Голоса в приёмной возвестили, что кто-то желает видеть посла. Дверь открылась, и секретарь растерянно произнёс:
— Бриан!
Не «министр», не «мёсьё», не «господин», а просто: Бриан!
В кабинет неторопливо вошёл слегка сгорбившийся, поседевший брюнет. Усы, когда-то в молодости пушистые, теперь обвисли, опустились к подбородку. В зубах дымилась сигарета.
Не говоря ни слова, Бриан схватил Красина за обе руки и принялся их деловито пожимать. Пока длилось рукопожатие — министр иностранных дел был вынужден молчать, иначе сигарета выскочила бы изо рта.
Леонида Борисовича трудно было чем-либо удивить. Но Бриан сумел это сделать. Если бы сторонний наблюдатель увидел эту сцену, то, наверное, умилился бы, так могут встречаться только давние и самые задушевные друзья.
Вспомнились слова Клемансо. Он когда-то очень метко охарактеризовал Бриана как «человека ничего не знающего, но всё понимающего».

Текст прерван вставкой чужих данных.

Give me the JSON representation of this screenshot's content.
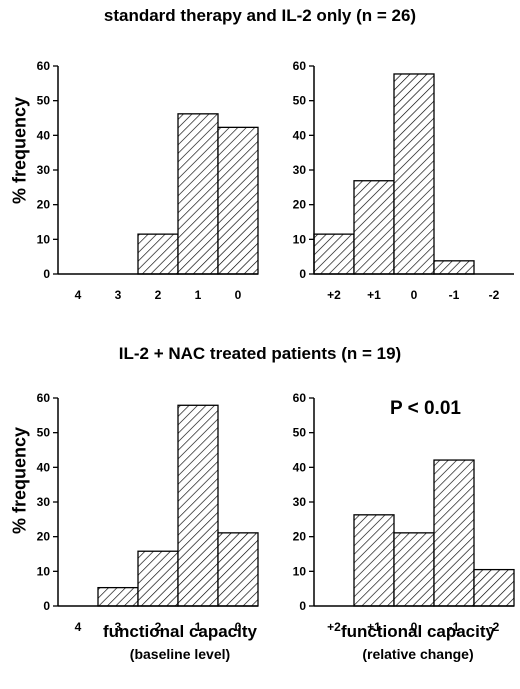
{
  "figure": {
    "top_title": "standard therapy and IL-2 only (n = 26)",
    "bottom_title": "IL-2 + NAC treated patients (n = 19)",
    "ylabel": "% frequency",
    "xlabel_left": "functional capacity",
    "xsub_left": "(baseline level)",
    "xlabel_right": "functional capacity",
    "xsub_right": "(relative change)",
    "pvalue": "P < 0.01"
  },
  "chart_data": [
    {
      "type": "bar",
      "group": "standard therapy and IL-2 only (n = 26)",
      "categories": [
        "4",
        "3",
        "2",
        "1",
        "0"
      ],
      "values": [
        0,
        0,
        11.5,
        46.2,
        42.3
      ],
      "ylim": [
        0,
        60
      ],
      "yticks": [
        "0",
        "10",
        "20",
        "30",
        "40",
        "50",
        "60"
      ]
    },
    {
      "type": "bar",
      "group": "standard therapy and IL-2 only (n = 26)",
      "categories": [
        "+2",
        "+1",
        "0",
        "-1",
        "-2"
      ],
      "values": [
        11.5,
        26.9,
        57.7,
        3.8,
        0
      ],
      "ylim": [
        0,
        60
      ],
      "yticks": [
        "0",
        "10",
        "20",
        "30",
        "40",
        "50",
        "60"
      ]
    },
    {
      "type": "bar",
      "group": "IL-2 + NAC treated patients (n = 19)",
      "categories": [
        "4",
        "3",
        "2",
        "1",
        "0"
      ],
      "values": [
        0,
        5.3,
        15.8,
        57.9,
        21.1
      ],
      "ylim": [
        0,
        60
      ],
      "yticks": [
        "0",
        "10",
        "20",
        "30",
        "40",
        "50",
        "60"
      ]
    },
    {
      "type": "bar",
      "group": "IL-2 + NAC treated patients (n = 19)",
      "categories": [
        "+2",
        "+1",
        "0",
        "-1",
        "-2"
      ],
      "values": [
        0,
        26.3,
        21.1,
        42.1,
        10.5
      ],
      "ylim": [
        0,
        60
      ],
      "yticks": [
        "0",
        "10",
        "20",
        "30",
        "40",
        "50",
        "60"
      ]
    }
  ]
}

После первых слов приветствия Бриан хозяйским взглядом окинул кабинет посла, подошёл к балкону, заглянул в сад. Поинтересовался, не нужно ли чего, как содержится здание, а заодно спросил, как идут дела в торгпредстве.
А потом ласково, проникновенно заговорил о дружбе, недоразумениях и, конечно же, надеждах ликвидировать их в самое ближайшее время. Красин, проводив высокого гостя до парадных дверей, так и не понял — с какой целью был нанесён этот неожиданный визит.